Good. I want to feel it.
The pain keeps me sharp. Grounded. Reminds me she’s still out there.
Then I hear it?—
The roar of tires outside.
Moments later, as he applies the final layer of gauze, I hear a string of curses outside before someone bursts through the factory doors.
Kanyan and Brando skid to a halt at the threshold, guns drawn, eyes sweeping the chaos. Kanyan sees me first.
And the storm hits.
“You stupid son of a bitch —” Kanyan’s voice is thunder as he storms toward me, his expression caught between fury and fear. “What the fuck were you thinking?!”
“I didn’t have time to wait,” I say, voice raw. “They took Shelby. I couldn’t?—”
“You could’ve died ,” he snaps, stepping in close, chest to chest. “You could’ve died, Mason. You walked into a trap like a goddamn amateur.”
“I knew it was a trap.” My voice is low now, clipped. “But if there was even a chance she was inside?—”
“And what good are you to her if you're a corpse?” Kanyan’s voice breaks on that last word—barely. But I hear it.
Behind him, Brando stands silently watching.
“You think this is noble?” Kanyan goes on, voice quieter now, but no less lethal. “You think playing martyr makes you a hero? It doesn’t. It makes you reckless. It makes you a liability. And you don’t get to be a liability, not to us. Not to her. ”
I meet his gaze.
Something shifts behind his eyes. The rage slips—just a crack—and something raw slips through.

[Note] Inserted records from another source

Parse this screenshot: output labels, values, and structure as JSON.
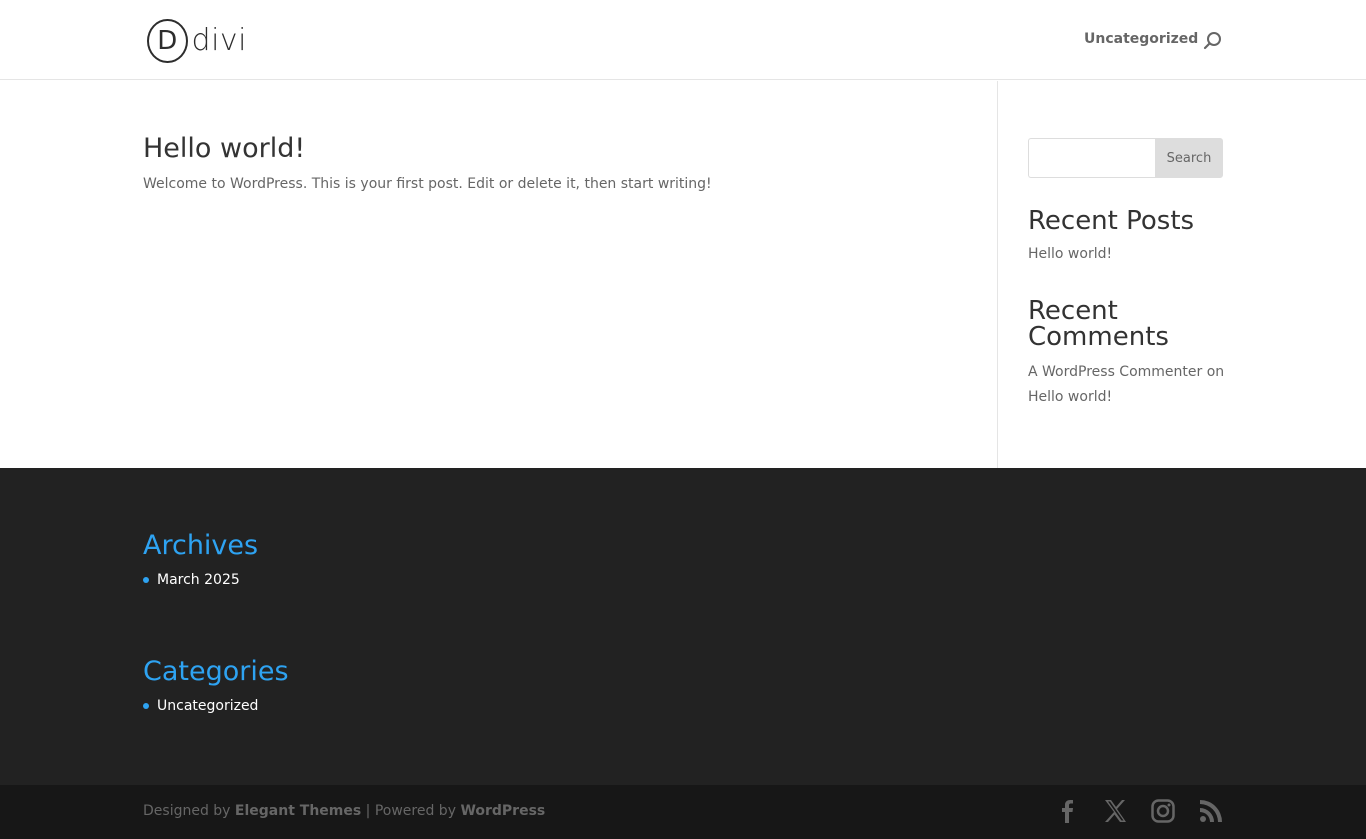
{
  "header": {
    "logo_letter": "D",
    "logo_text": "divi",
    "nav_items": [
      "Uncategorized"
    ],
    "search_icon": "search-icon"
  },
  "post": {
    "title": "Hello world!",
    "excerpt": "Welcome to WordPress. This is your first post. Edit or delete it, then start writing!"
  },
  "sidebar": {
    "search_button_label": "Search",
    "search_input_value": "",
    "recent_posts_title": "Recent Posts",
    "recent_posts": [
      "Hello world!"
    ],
    "recent_comments_title": "Recent Comments",
    "recent_comment": {
      "author": "A WordPress Commenter",
      "connector": "on",
      "post": "Hello world!"
    }
  },
  "footer": {
    "archives_title": "Archives",
    "archives": [
      "March 2025"
    ],
    "categories_title": "Categories",
    "categories": [
      "Uncategorized"
    ]
  },
  "bottom": {
    "designed_by_prefix": "Designed by",
    "designer": "Elegant Themes",
    "separator": "| Powered by",
    "platform": "WordPress",
    "social_icons": [
      "facebook-icon",
      "x-icon",
      "instagram-icon",
      "rss-icon"
    ]
  },
  "colors": {
    "accent": "#2ea3f2",
    "footer_bg": "#222222",
    "bottom_bg": "#171717"
  }
}
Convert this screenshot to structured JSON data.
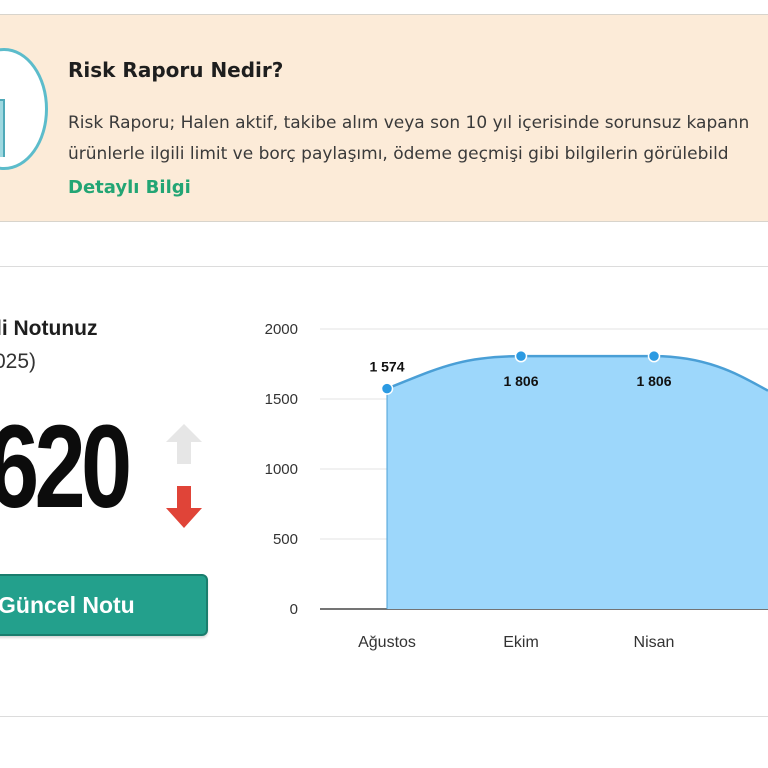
{
  "info_banner": {
    "title": "Risk Raporu Nedir?",
    "text_line_1": "Risk Raporu; Halen aktif, takibe alım veya son 10 yıl içerisinde sorunsuz kapann",
    "text_line_2": "ürünlerle ilgili limit ve borç paylaşımı, ödeme geçmişi gibi bilgilerin görülebild",
    "link_label": "Detaylı Bilgi",
    "icon": "document-icon"
  },
  "score_panel": {
    "title": "li Notunuz",
    "period": "025)",
    "score": "620",
    "trend_up_icon": "arrow-up-icon",
    "trend_down_icon": "arrow-down-icon",
    "button_label": "Güncel Notu"
  },
  "colors": {
    "banner_bg": "#fcebd8",
    "link": "#23a574",
    "button": "#23a08c",
    "area_fill": "#9dd7fb",
    "line": "#4a9fd6",
    "marker": "#2b9ae2",
    "trend_down": "#e04438",
    "trend_up": "#e6e6e6"
  },
  "chart_data": {
    "type": "area",
    "categories": [
      "Ağustos",
      "Ekim",
      "Nisan"
    ],
    "values": [
      1574,
      1806,
      1806
    ],
    "data_labels": [
      "1 574",
      "1 806",
      "1 806"
    ],
    "y_ticks": [
      "0",
      "500",
      "1000",
      "1500",
      "2000"
    ],
    "ylim": [
      0,
      2000
    ],
    "grid": true,
    "title": "",
    "xlabel": "",
    "ylabel": ""
  }
}
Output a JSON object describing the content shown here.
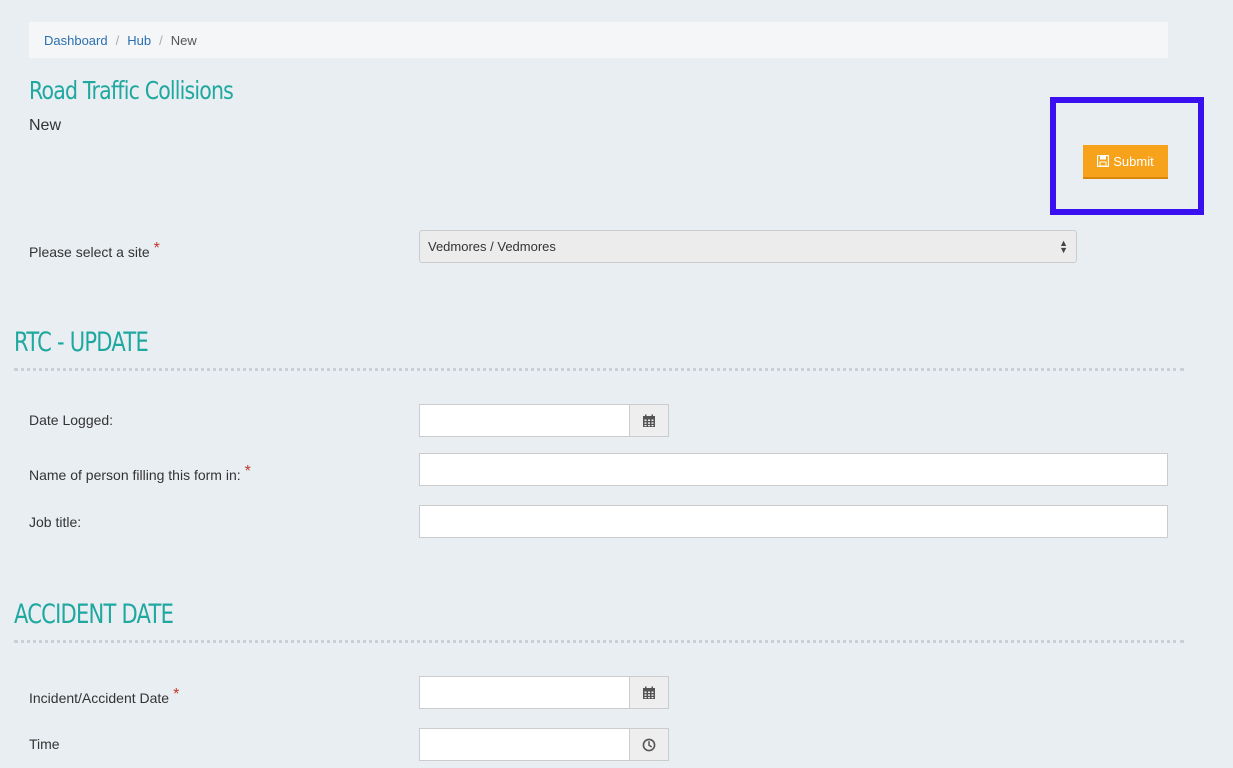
{
  "breadcrumb": {
    "items": [
      "Dashboard",
      "Hub"
    ],
    "current": "New",
    "separator": "/"
  },
  "page": {
    "title": "Road Traffic Collisions",
    "subtitle": "New"
  },
  "actions": {
    "submit_label": "Submit",
    "submit_color": "#f7a21b",
    "highlight_color": "#3a10f0"
  },
  "site": {
    "label": "Please select a site",
    "required_mark": "*",
    "value": "Vedmores / Vedmores"
  },
  "sections": [
    {
      "title": "RTC - UPDATE",
      "fields": [
        {
          "label": "Date Logged:",
          "value": "",
          "icon": "calendar-icon"
        },
        {
          "label": "Name of person filling this form in:",
          "required_mark": "*",
          "value": ""
        },
        {
          "label": "Job title:",
          "value": ""
        }
      ]
    },
    {
      "title": "ACCIDENT DATE",
      "fields": [
        {
          "label": "Incident/Accident Date",
          "required_mark": "*",
          "value": "",
          "icon": "calendar-icon"
        },
        {
          "label": "Time",
          "value": "",
          "icon": "clock-icon"
        }
      ]
    }
  ],
  "colors": {
    "accent": "#1fa8a0",
    "background": "#e9eef2",
    "link": "#2a6fb0"
  }
}
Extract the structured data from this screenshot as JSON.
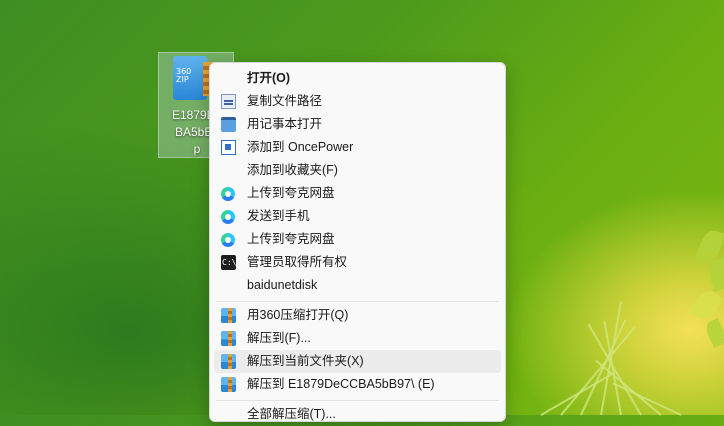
{
  "desktop_icon": {
    "badge": "360\nZIP",
    "name_lines": [
      "E1879De",
      "BA5bB9",
      "p"
    ]
  },
  "context_menu": {
    "items": [
      {
        "label": "打开(O)",
        "icon": "none-icon",
        "bold": true
      },
      {
        "label": "复制文件路径",
        "icon": "copy-path-icon"
      },
      {
        "label": "用记事本打开",
        "icon": "notepad-icon"
      },
      {
        "label": "添加到 OncePower",
        "icon": "oncepower-icon"
      },
      {
        "label": "添加到收藏夹(F)",
        "icon": "none-icon"
      },
      {
        "label": "上传到夸克网盘",
        "icon": "quark-cloud-icon"
      },
      {
        "label": "发送到手机",
        "icon": "quark-cloud-icon"
      },
      {
        "label": "上传到夸克网盘",
        "icon": "quark-cloud-icon"
      },
      {
        "label": "管理员取得所有权",
        "icon": "cmd-icon"
      },
      {
        "label": "baidunetdisk",
        "icon": "none-icon"
      },
      {
        "label": "用360压缩打开(Q)",
        "icon": "zip-360-icon"
      },
      {
        "label": "解压到(F)...",
        "icon": "zip-360-icon"
      },
      {
        "label": "解压到当前文件夹(X)",
        "icon": "zip-360-icon",
        "highlighted": true
      },
      {
        "label": "解压到 E1879DeCCBA5bB97\\ (E)",
        "icon": "zip-360-icon"
      },
      {
        "label": "全部解压缩(T)...",
        "icon": "none-icon"
      }
    ],
    "cmd_icon_text": "C:\\"
  },
  "colors": {
    "menu_bg": "#f9f9f9",
    "highlight": "#ececec",
    "desktop_green": "#4c9a1c"
  }
}
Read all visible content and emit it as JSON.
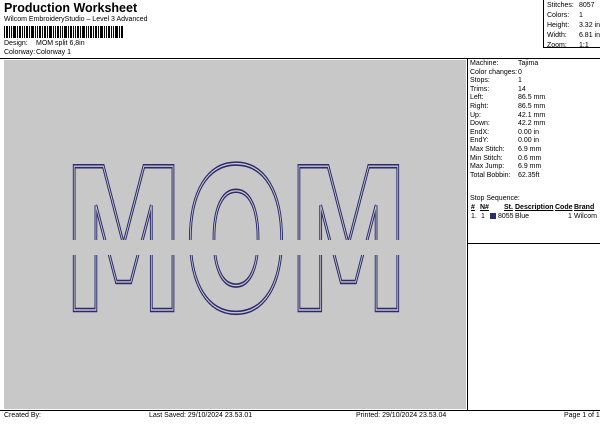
{
  "header": {
    "title": "Production Worksheet",
    "subtitle": "Wilcom EmbroideryStudio – Level 3 Advanced",
    "design_label": "Design:",
    "design_value": "MOM split 6,8in",
    "colorway_label": "Colorway:",
    "colorway_value": "Colorway 1"
  },
  "summary": {
    "stitches_label": "Stitches:",
    "stitches_value": "8057",
    "colors_label": "Colors:",
    "colors_value": "1",
    "height_label": "Height:",
    "height_value": "3.32 in",
    "width_label": "Width:",
    "width_value": "6.81 in",
    "zoom_label": "Zoom:",
    "zoom_value": "1:1"
  },
  "specs": [
    {
      "label": "Machine:",
      "value": "Tajima"
    },
    {
      "label": "Color changes:",
      "value": "0"
    },
    {
      "label": "Stops:",
      "value": "1"
    },
    {
      "label": "Trims:",
      "value": "14"
    },
    {
      "label": "Left:",
      "value": "86.5 mm"
    },
    {
      "label": "Right:",
      "value": "86.5 mm"
    },
    {
      "label": "Up:",
      "value": "42.1 mm"
    },
    {
      "label": "Down:",
      "value": "42.2 mm"
    },
    {
      "label": "EndX:",
      "value": "0.00 in"
    },
    {
      "label": "EndY:",
      "value": "0.00 in"
    },
    {
      "label": "Max Stitch:",
      "value": "6.9 mm"
    },
    {
      "label": "Min Stitch:",
      "value": "0.6 mm"
    },
    {
      "label": "Max Jump:",
      "value": "6.9 mm"
    },
    {
      "label": "Total Bobbin:",
      "value": "62.35ft"
    }
  ],
  "stop_sequence": {
    "title": "Stop Sequence:",
    "headers": {
      "num": "#",
      "n": "N#",
      "st": "St.",
      "desc": "Description",
      "code": "Code",
      "brand": "Brand"
    },
    "rows": [
      {
        "num": "1.",
        "n": "1",
        "st": "8055",
        "desc": "Blue",
        "code": "1",
        "brand": "Wilcom",
        "color": "#2b2a6e"
      }
    ]
  },
  "design_text": {
    "top": "MOM",
    "bottom": "MOM"
  },
  "colors": {
    "thread": "#2b2a6e",
    "canvas": "#c8c8c8"
  },
  "footer": {
    "created_by": "Created By:",
    "last_saved": "Last Saved: 29/10/2024 23.53.01",
    "printed": "Printed: 29/10/2024 23.53.04",
    "page": "Page 1 of 1"
  }
}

“We’re supposed to be brothers, Mason.” His voice is gravel. “And I can’t fucking stomach the thought of losing another brother.”
The silence stretches between us.
That lands harder than the blast.
“I’m sorry,” I say quietly.
Kanyan doesn’t speak for a long moment. He just watches me like he’s still making sure I’m standing, still breathing.
Then he tucks his emotions away and jerks his chin at Marco. “Wrap him up. Fast. We need to move.”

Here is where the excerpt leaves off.